Mariano Martín-Gordillo y Elena Castro-Martínez (2014) plantean en Educar para innovar, innovar para educar que la tarea educativa no solo debe transmitir saberes consolidados, sino también formar a los estudiantes para enfrentar la incertidumbre y generar soluciones inéditas. Esta tensión entre legado y futuro me resulta especialmente relevante en un contexto semipresencial para jóvenes y adultos, donde los estudiantes llegan con trayectorias y necesidades diversas. Desde su perspectiva, aprender a innovar implica desarrollar competencias como la capacidad de explorar oportunidades, generar ideas, experimentar con soluciones y trabajar en equipo, habilidades que en mi experiencia en Instalaciones Eléctricas resultan imprescindibles cuando aplicamos simulaciones o software en lugar de equipos físicos.
El texto destaca cuatro grandes obstáculos que limitan la innovación en las instituciones educativas: contextos reglados, espacios seriados, tiempos repetidos y valores de evaluación. Por ejemplo, en nuestra realidad semipresencial, el currículo rígido de Electrotecnia dificulta diseñar proyectos integradores que combinen electricidad, automatismos y mantenimiento. Sin embargo, Martín-Gordillo y Castro-Martínez proponen comenzar por la evaluación como palanca de cambio: incentivar la evaluación continua y colaborativa puede permitir valorar procesos (diseño de circuitos, prácticas en simulador) frente a exámenes individuales.
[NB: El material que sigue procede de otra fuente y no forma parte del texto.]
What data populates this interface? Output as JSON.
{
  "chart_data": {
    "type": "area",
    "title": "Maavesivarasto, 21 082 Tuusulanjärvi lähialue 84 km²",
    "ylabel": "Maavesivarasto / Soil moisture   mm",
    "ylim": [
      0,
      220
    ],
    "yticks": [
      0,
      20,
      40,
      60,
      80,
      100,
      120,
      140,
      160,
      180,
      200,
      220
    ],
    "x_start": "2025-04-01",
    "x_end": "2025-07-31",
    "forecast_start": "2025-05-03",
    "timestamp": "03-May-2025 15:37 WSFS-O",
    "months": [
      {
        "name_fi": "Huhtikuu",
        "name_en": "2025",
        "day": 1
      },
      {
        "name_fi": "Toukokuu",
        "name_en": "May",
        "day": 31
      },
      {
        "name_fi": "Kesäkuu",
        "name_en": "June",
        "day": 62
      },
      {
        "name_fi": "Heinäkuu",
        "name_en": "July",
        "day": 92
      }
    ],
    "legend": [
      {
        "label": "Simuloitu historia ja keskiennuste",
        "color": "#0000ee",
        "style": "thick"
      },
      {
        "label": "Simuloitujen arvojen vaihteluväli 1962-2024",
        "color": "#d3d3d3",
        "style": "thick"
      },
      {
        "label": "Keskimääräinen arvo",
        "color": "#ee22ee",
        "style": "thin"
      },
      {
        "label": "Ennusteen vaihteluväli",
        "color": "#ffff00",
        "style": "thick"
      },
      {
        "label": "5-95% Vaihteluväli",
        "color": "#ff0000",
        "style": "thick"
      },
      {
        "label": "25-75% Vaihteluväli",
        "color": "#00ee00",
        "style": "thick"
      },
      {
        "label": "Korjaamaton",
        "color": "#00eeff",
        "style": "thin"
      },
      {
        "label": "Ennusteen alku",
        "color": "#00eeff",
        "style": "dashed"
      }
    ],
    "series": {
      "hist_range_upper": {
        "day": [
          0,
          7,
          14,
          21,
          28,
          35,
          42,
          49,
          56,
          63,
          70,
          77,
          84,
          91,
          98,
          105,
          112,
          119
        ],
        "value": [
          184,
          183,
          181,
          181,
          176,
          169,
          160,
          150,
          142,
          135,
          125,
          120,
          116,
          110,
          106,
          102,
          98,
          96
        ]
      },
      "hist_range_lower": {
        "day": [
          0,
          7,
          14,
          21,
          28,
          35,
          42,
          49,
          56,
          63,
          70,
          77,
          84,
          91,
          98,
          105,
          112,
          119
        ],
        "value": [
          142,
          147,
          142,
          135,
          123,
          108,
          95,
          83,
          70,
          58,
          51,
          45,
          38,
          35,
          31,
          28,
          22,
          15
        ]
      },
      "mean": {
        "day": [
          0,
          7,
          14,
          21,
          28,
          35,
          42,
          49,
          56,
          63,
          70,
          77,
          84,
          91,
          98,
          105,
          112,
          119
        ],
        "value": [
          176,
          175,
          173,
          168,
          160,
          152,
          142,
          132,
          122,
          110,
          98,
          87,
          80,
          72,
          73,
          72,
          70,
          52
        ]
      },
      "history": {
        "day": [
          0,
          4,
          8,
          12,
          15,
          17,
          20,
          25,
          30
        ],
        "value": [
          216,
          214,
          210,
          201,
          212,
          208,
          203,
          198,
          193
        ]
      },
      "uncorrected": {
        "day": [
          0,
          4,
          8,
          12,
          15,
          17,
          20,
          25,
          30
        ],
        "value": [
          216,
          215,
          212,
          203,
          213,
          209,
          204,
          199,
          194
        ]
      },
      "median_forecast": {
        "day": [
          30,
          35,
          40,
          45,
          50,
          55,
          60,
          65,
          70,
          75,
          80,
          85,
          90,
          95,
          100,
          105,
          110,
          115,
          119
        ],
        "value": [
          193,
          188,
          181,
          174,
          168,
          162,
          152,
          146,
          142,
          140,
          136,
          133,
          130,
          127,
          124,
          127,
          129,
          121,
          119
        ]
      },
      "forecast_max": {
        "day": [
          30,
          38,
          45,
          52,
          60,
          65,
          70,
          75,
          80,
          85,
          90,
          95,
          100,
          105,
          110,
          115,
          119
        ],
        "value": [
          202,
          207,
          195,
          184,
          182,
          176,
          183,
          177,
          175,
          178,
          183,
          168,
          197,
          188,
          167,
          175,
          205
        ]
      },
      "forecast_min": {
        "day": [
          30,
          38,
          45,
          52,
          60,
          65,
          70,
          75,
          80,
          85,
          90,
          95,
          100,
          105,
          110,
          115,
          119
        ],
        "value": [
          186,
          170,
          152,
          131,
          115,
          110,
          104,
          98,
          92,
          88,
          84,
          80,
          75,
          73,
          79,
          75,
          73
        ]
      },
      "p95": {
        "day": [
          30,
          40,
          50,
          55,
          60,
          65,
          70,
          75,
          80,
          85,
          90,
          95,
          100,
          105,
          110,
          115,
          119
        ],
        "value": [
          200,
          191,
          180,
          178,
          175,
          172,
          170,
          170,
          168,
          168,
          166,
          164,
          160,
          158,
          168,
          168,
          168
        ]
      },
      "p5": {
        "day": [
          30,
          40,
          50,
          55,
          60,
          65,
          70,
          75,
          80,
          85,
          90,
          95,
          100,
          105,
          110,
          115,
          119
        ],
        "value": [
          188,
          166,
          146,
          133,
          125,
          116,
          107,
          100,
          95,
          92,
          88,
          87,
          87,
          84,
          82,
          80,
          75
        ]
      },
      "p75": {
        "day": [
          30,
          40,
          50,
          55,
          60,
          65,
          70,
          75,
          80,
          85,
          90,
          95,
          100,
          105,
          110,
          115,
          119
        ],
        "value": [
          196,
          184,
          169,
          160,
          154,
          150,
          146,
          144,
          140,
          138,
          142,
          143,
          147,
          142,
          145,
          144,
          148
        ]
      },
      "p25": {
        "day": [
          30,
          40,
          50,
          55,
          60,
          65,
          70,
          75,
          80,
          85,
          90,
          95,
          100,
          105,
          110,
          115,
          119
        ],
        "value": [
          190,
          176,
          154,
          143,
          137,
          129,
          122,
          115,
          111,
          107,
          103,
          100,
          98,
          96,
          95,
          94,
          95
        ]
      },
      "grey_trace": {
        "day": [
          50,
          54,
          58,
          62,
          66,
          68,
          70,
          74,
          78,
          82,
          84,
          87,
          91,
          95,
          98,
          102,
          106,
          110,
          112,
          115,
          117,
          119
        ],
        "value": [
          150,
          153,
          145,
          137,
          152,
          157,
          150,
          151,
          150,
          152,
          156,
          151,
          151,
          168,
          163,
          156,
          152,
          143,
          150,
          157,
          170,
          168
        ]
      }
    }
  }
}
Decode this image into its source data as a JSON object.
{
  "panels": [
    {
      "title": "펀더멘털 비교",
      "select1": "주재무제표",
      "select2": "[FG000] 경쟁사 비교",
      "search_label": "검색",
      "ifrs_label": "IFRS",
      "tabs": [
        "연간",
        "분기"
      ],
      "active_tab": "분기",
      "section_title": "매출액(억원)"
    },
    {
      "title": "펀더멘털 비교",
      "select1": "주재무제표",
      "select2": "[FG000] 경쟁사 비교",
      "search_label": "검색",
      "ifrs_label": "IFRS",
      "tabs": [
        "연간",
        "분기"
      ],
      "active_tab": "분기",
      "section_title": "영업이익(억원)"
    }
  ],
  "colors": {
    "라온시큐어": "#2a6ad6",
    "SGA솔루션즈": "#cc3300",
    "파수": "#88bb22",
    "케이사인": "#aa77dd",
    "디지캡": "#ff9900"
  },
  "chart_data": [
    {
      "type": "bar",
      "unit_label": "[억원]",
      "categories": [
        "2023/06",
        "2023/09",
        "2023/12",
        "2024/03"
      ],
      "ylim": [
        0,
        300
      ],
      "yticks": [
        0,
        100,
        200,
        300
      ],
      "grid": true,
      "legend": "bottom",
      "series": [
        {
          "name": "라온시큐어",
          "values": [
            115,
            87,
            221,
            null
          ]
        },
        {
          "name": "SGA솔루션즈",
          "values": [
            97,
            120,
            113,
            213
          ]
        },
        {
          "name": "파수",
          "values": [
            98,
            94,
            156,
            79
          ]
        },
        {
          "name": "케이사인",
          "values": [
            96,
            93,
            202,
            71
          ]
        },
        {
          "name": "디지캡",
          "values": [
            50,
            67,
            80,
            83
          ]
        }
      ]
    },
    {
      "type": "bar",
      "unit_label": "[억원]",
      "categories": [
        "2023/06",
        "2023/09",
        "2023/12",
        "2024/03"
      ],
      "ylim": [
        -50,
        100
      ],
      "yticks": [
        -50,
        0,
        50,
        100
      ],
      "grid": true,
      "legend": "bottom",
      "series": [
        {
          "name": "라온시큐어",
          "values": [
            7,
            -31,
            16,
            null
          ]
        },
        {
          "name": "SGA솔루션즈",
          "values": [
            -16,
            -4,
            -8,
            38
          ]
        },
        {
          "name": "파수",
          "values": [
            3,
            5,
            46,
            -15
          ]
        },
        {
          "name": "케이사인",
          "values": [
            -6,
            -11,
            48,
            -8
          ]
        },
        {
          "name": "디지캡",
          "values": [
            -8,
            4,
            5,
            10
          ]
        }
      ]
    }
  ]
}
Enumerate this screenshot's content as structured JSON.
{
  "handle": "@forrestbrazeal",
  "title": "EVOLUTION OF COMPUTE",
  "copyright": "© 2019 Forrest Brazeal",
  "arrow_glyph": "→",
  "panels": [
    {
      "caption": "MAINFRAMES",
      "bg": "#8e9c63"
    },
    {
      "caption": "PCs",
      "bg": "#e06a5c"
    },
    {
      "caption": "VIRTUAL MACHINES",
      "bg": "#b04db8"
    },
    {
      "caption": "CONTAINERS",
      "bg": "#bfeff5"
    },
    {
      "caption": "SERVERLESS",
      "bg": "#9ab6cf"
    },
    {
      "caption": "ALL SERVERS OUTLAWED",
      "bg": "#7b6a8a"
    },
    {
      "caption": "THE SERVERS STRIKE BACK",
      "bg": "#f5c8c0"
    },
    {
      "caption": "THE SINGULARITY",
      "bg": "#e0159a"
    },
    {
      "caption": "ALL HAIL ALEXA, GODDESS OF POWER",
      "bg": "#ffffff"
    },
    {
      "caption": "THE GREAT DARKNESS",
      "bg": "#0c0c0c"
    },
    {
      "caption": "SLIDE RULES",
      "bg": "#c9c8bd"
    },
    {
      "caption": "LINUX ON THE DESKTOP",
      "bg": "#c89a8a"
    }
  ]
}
Este enfoque no solo empodera a los estudiantes, sino que también obliga al docente a repensar actividades, fomentando su propia profesionalidad innovadora.
Otro aporte fundamental es la caracterización de la “profesionalidad democrática” del docente: un profesional que asume autonomía y responsabilidad, trabaja en equipo, relaciona teoría con contexto cotidiano y cuestiona las rutinas
. Al adoptar esta ética, he podido integrar en mis clases de Técnica Eléctrica proyectos colaborativos donde los alumnos, en pequeños grupos, diseñan una instalación doméstica siguiendo criterios de eficiencia y seguridad. Así, no solo reforzamos los contenidos de la Ley de Ohm y técnicas de cableado, sino que fomentamos actitudes creativas y colaborativas propias de la innovación.
En síntesis, Martín-Gordillo y Castro-Martínez nos recuerdan que innovar para educar es, en última instancia, educar para innovar: un proceso circular en el que el docente y los estudiantes construyen juntos ambientes flexibles, evalúan de manera formativa y despliegan competencias que trascienden el aula tradicional. Adoptar estos principios en un programa semipresencial para jóvenes y adultos exige repensar nuestro diseño curricular, nuestras prácticas evaluativas y nuestras propias expectativas como facilitadores de un aprendizaje realmente innovador.

Xavier, tu reflexión me parece sumamente valiosa y pertinente, especialmente en el contexto para jóvenes y adultos. Has logrado articular de manera clara cómo las ideas de Martín-Gordillo y Castro-Martínez se traducen en prácticas concretas.
Coincido plenamente contigo en que educar para innovar implica mucho más que transmitir contenidos; es formar personas capaces de adaptarse, resolver problemas y colaborar eficazmente. Me parece fundamental cómo señalas los obstáculos estructurales como los tiempos rígidos y los valores de evaluación tradicionales, que muchas veces frenan la creatividad tanto del docente como del estudiante. Tu ejemplo de la evaluación como palanca de cambio es muy acertado: valorar procesos más que resultados permite visibilizar aprendizajes profundos. Además, destaco tu compromiso con la profesionalidad democrática del docente, que no solo transmite saber, sino que promueve el pensamiento crítico y el trabajo en equipo. Tus proyectos colaborativos son una muestra concreta de cómo se puede enseñar electricidad desde un enfoque innovador, vinculado a la vida real. Gracias por compartir una experiencia tan enriquecedora.